ベッドの頭上からとっさに取った刀に手応えがある。


呻いた男がベッド脇に倒れこんだ。たぶん、即死だったに違いない。



真紅のビロードのベッドカバーが辛うじて目の端に飛び込む。


しかし、男の死体を検分する気にもなれなかった。
男を見なくても、とっさに状況は呑み込めた。

同時に、恐怖とも怒りとも区別がつかない感情が沸き上がる。



兄貴を殺っちまった!!



女は気丈なのか、それとも恐怖のあまり声が出ないのか沈黙が続いている。


沈黙に、自分の心臓の音がバクバクと闇に響くような錯覚に見舞われた。口の中はカラカラに渇き、次に身体中が心臓になったように脈うった。

沈黙は長く感じられたが、実際は1秒もなかったのかもしれない。

女が動いた瞬間、長い髪を掴んでいた。すべてがスローモーションに見える。掴んだ髪ごと女を地面に這いつくばらせていた。



「これから、黙って俺の言うことを聞け!」

何発か女を殴った。



金を用意させたが、どうやって屋敷を出たのか、殆ど覚えていない。



気づくと、小舟に乗り海上に出ていた。真っ暗な海に、街の灯りがポツポツと煌めいて見える。
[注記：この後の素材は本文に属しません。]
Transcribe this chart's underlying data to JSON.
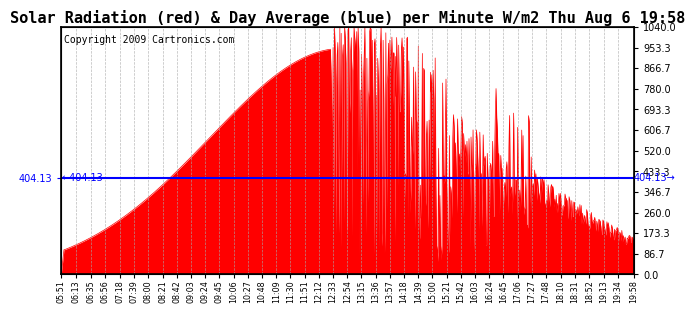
{
  "title": "Solar Radiation (red) & Day Average (blue) per Minute W/m2 Thu Aug 6 19:58",
  "copyright": "Copyright 2009 Cartronics.com",
  "day_average": 404.13,
  "ymax": 1040.0,
  "ymin": 0.0,
  "yticks_right": [
    0.0,
    86.7,
    173.3,
    260.0,
    346.7,
    433.3,
    520.0,
    606.7,
    693.3,
    780.0,
    866.7,
    953.3,
    1040.0
  ],
  "x_labels": [
    "05:51",
    "06:13",
    "06:35",
    "06:56",
    "07:18",
    "07:39",
    "08:00",
    "08:21",
    "08:42",
    "09:03",
    "09:24",
    "09:45",
    "10:06",
    "10:27",
    "10:48",
    "11:09",
    "11:30",
    "11:51",
    "12:12",
    "12:33",
    "12:54",
    "13:15",
    "13:36",
    "13:57",
    "14:18",
    "14:39",
    "15:00",
    "15:21",
    "15:42",
    "16:03",
    "16:24",
    "16:45",
    "17:06",
    "17:27",
    "17:48",
    "18:10",
    "18:31",
    "18:52",
    "19:13",
    "19:34",
    "19:58"
  ],
  "bg_color": "#ffffff",
  "grid_color": "#aaaaaa",
  "fill_color": "#ff0000",
  "line_color": "#0000ff",
  "title_fontsize": 11,
  "copyright_fontsize": 7
}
明日になれば、マフィアの追っ手が自分を血なまこになって捜し始めるだろう。

それとも、もう追っ手が来ているだろうか?




涙が、街の灯りをボヤけさせた。
もうパレルモに戻れることはないだろう。




その風景は右後方へと流れていき、次第に小さくなっていく…



俺が見た故郷は、これが最後だった。